If you buy a large appliance these days, a sticker reveals the estimated costs to run it. California lawmakers should have been as forthright last week. They ordered a 25 percent cut in carbon emissions for the state by 2020. But they weren't upfront on the cost to consumers.

An honest accounting of the price to be paid in the battle against global warming is necessary if that battle is to be won. Politicians cannot just set lofty goals that force industries and consumers to spend billions on clean or efficient energy technologies without providing down-to-earth estimates on the ultimate financial burden to working families.

Will electricity bills now rise 20 percent in California, as some economists predict? Will whole industries, such as cementmakers and refineries, move out? What if other states and the federal government don't follow suit? Will California's effort to save the planet from predicted rising seas and drastic weather then prove to be a mere drop in a rain cloud?

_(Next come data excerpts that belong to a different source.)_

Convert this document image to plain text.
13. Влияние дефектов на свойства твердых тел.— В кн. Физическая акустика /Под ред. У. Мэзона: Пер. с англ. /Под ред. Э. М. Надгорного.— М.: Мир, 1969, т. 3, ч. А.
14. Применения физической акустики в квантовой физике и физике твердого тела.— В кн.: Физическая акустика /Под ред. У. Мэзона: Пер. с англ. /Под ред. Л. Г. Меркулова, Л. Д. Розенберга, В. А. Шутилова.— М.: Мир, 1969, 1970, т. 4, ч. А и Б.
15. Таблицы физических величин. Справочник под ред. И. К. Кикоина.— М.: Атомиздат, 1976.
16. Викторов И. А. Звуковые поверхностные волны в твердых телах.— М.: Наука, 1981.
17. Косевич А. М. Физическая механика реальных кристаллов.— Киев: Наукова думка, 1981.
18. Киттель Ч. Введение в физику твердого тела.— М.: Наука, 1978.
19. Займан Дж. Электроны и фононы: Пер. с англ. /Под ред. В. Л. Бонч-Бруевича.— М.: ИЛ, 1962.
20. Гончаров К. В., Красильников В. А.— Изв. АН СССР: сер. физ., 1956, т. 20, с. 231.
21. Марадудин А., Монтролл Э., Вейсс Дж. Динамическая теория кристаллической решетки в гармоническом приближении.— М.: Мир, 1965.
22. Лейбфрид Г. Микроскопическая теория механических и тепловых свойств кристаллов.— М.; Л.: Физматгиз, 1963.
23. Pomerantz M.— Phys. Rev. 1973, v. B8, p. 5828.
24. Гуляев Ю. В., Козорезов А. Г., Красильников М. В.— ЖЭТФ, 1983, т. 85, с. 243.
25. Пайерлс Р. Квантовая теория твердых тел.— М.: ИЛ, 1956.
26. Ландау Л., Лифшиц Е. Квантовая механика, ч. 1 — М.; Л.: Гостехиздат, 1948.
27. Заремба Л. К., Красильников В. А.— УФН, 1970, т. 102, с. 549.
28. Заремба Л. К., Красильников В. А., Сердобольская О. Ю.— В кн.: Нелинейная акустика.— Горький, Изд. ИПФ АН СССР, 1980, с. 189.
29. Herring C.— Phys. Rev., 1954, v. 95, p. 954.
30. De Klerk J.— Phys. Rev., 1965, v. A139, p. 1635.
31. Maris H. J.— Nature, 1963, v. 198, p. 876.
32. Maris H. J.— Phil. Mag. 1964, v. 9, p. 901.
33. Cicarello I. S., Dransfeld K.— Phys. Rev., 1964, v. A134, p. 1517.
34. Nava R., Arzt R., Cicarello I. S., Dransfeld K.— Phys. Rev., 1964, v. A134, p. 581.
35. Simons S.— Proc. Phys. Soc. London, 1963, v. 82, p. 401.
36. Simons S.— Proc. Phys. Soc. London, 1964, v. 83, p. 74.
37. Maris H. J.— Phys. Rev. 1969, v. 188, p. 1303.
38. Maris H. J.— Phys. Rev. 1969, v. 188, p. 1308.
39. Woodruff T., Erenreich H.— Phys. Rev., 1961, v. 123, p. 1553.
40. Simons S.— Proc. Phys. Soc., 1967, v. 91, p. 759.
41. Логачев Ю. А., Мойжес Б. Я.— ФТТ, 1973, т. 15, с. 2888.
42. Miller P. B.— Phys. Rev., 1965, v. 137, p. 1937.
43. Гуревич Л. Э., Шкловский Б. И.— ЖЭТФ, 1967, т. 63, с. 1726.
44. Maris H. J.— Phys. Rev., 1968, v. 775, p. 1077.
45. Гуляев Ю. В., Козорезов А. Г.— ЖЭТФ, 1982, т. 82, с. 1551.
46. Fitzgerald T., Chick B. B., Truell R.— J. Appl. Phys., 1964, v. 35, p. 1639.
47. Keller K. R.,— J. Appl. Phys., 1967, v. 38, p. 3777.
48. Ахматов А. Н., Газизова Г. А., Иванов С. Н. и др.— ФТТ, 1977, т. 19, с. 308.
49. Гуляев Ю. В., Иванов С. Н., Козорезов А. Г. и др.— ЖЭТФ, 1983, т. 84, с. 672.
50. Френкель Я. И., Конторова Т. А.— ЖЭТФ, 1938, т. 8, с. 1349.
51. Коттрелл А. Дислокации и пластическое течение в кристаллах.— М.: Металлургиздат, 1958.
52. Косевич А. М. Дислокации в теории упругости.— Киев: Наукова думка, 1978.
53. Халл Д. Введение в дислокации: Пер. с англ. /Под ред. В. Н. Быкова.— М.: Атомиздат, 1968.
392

Answers to such questions remain vague. California lawmakers left it to a regulatory body to take the political heat by coming up with the hard details – years hence – of how much to squeeze industries and consumers for the costs of becoming better stewards of the atmosphere.

A more courageous step would have been to impose a high tax on all carbon fuels, much like the current tax on gasoline (a hydrocarbon) but one with enough bite to actually change behavior. That's a faster and a more politically accountable way to create incentives for greater efficiency and to move toward carbon-free energy sources.

But politicians are afraid voters – acting more as selfish consumers than enlightened environmentalists – would punish them at the polls.

Hiding the real costs can have consequences. Europe, Japan, and Canada, which signed onto the Kyoto treaty, are now having difficulty meeting the pact's emission targets as they see the costs of enforcement. As British Prime Minister Tony Blair warned last year: "The truth is no country is going to cut its growth or consumption substantially in the light of a long-term environmental problem." But they might if such cuts are made plain to everyone beforehand.

One study by the California Air Resources Board (the regulatory body) estimates the state's economy will benefit from curbing greenhouse-gas emissions and developing alternative energy sources. But that study is in dispute, and lawmakers themselves provided an escape hatch for tough emission rules in case of a "threat of significant economic harm."

California may yet provide a spark for the self-sacrifice needed by the entire US to begin saving the planet from a critical rise in temperature.

To really slow down global warming, the US needs to triple its official spending on research in climate technologies. Using coercive ways to speed up private investment is justified if the burden is widely shared nationally and globally and if consumers and taxpayers first see the estimated price.

California is not the show-me state. It's a state of high aspirations, and the world's 12th-largest emitter of greenhouse gases. Its politicians are right to dream of nudging the US to act more forcefully. But they should make sure all eyes are open about the costs.